5. Seguiu-se a prolação da sentença que, no final, decidiu julgar “improcedentes os presentes embargos de executado quanto aos Embargantes AA e BB” determinando o prosseguimento da execução quanto aos mesmos.

Foi ainda aí fixado o valor da causa em € 172.327.77.


6. Inconformados como tal sentença, aqueles embargantes dela apelaram, vindo o Tribunal da Reação de Évora (TRE), por acórdão de 07/04/2022, a negar provimento ao recurso, confirmando aquela decisão recorrida, embora com fundamentos essencialmente diferentes.


7. E daí que os referidos embargantes, novamente irresignados, tenham interposto recurso de revista (normal) daquele acórdão decisório, tendo concluído as respetivas alegações nos seguintes termos (cuja ortografia se respeita):

« 1ª. Estando em causa a execução de uma livrança, subscrita, quando o contrato de mútuo foi assinado, em 02/05/2000 e a execução dessa livrança, apenas deu entrada em Juízo a 28/10/2020, sem que tenha havido qualquer causa, de interrupção ou suspensão do prazo prescricional, a dívida subjacente derivada do contrato de mútuo, está extinta por prescrição extintiva pelo decurso do prazo de mais de 20 anos.

2ª. - Tendo os recorrentes alegado a prescrição extintiva da obrigação subjacente, e o douto acórdão que julgou improcedente o recurso de apelação, entendem os recorrentes, que o douto acórdão apenas apreciou a improcedência da defesa dos avalistas, no sentido de que aos mesmos não lhes é aplicável os direitos e meios de defesa que são atinentes à devedora da obrigação subjacente, sendo que, os recorrentes entendem que a subscrição da obrigação de avalistas, tendo sido constituída, na mesma data, e pelo mesmo documento da obrigação subjacente da obrigação do cumprimento do contrato mútuo, estando esta obrigação extinta pelo decurso do prazo de mais de 20 (vinte) anos, de igual modo, deverá ser entendida como extinta a obrigação dos avalistas constituída na mesma data, por a esta lhe ser aplicável os mesmos fundamentos da obrigação subjacente, no que conserve à aplicação da prescrição extintiva.

3ª. - Quando em 02/05/2000 foi assinado o contrato de mútuo e assinada em branco a livrança pelos avalistas/recorrentes, o preenchimento da livrança seria ao tempo em escudos, mas em 28/10/2020 está preenchida em euros, configurando um preenchimento abusivo dado que tal preenchimento ocorre depois de decorridos mais de 20 (vinte) anos sobre a data em que a livrança foi subscrita pelos avalistas.

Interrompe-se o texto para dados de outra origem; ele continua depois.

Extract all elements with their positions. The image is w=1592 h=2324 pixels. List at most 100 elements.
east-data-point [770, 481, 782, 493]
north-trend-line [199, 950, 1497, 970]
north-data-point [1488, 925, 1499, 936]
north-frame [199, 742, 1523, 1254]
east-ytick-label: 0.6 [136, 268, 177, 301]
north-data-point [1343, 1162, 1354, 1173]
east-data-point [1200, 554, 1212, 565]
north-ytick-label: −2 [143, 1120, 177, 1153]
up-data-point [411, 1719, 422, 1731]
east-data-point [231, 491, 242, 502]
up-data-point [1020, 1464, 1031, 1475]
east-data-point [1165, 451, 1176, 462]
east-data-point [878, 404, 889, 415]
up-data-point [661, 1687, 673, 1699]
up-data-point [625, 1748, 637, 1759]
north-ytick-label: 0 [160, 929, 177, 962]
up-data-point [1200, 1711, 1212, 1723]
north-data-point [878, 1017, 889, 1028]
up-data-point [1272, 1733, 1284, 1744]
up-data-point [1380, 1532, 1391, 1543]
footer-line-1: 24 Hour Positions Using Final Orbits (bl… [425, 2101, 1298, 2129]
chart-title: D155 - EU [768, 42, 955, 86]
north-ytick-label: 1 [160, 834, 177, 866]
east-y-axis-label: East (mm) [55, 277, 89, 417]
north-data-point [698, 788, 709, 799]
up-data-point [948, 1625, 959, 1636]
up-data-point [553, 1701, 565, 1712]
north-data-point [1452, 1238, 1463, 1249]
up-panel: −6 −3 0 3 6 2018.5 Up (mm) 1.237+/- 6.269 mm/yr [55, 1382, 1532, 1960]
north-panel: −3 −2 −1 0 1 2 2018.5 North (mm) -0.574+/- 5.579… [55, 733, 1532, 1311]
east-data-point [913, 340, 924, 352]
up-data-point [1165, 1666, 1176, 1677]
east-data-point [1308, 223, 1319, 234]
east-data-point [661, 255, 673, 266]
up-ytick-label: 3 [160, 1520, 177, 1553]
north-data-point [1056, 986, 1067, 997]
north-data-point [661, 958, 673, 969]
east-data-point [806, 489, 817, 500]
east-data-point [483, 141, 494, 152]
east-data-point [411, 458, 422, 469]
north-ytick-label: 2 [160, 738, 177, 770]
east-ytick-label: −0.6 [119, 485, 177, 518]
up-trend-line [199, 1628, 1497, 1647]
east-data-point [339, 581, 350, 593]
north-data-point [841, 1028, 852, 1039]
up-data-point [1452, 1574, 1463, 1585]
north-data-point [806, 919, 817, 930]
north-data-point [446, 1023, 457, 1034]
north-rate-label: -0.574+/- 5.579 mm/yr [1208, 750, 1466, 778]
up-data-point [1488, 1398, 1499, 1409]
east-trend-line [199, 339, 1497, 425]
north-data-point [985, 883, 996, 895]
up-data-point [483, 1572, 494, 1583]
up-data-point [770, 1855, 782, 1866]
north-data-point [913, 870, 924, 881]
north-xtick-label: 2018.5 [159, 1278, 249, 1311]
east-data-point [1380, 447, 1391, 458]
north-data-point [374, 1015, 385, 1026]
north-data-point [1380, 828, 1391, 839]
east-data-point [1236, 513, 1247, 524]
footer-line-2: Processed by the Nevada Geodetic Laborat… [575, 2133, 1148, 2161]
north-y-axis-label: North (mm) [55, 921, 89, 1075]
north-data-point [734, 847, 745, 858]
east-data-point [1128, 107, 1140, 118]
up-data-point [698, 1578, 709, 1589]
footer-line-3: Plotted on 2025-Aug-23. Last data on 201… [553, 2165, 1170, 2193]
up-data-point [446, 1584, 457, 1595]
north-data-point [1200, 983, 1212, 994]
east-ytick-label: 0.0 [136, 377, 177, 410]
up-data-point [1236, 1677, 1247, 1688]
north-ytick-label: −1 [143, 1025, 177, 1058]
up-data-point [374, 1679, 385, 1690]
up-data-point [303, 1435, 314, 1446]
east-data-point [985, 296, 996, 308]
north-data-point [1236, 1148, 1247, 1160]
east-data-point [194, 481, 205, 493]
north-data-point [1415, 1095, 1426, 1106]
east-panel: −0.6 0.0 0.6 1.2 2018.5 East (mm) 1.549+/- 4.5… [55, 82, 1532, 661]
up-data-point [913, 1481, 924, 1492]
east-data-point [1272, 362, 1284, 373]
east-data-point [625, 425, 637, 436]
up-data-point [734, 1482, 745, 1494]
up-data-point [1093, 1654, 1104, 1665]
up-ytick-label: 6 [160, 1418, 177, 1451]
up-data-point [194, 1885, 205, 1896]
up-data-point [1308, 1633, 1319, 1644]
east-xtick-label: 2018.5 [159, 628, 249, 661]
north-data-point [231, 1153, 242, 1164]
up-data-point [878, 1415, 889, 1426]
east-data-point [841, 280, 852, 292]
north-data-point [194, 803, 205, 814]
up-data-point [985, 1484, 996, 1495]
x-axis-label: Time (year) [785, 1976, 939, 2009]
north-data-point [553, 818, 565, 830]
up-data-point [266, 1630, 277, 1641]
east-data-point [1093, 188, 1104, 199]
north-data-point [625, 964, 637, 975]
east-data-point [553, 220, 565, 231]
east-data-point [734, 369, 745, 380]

4ª. - Tendo a recorrida dado à execução uma livrança em que esta é preenchida, no que concerne ao seu montante, incluindo o capital e todos os juros vencidos, desde a data de emissão do título, até à data em que o mesmo é dado à execução, existe fundamento para declarar que os juros que estão computados, estão erradamente calculados, pois que a quantia exequenda nos termos legais apenas pode abranger, os juros devidos decorridos nos últimos cinco anos anteriores à data da execução da livrança. »


8. Não foram apresentadas contra-alegações.


9. Cumpre-nos, agora, apreciar e decidir.


***

II - Fundamentação



1. Do objeto do recurso.

Como é sabido, e constitui hoje entendimento pacífico, é pelas conclusões das alegações dos recorrentes que se afere, fixa e delimita o objeto dos recursos, não podendo o tribunal de recurso conhecer de matérias ou questões nelas não incluídas, a não ser que sejam de conhecimento oficioso (cfr. artºs. 635º, nº. 4, 639º, nº. 1, 608º, nº. 2, e 679º do CPC).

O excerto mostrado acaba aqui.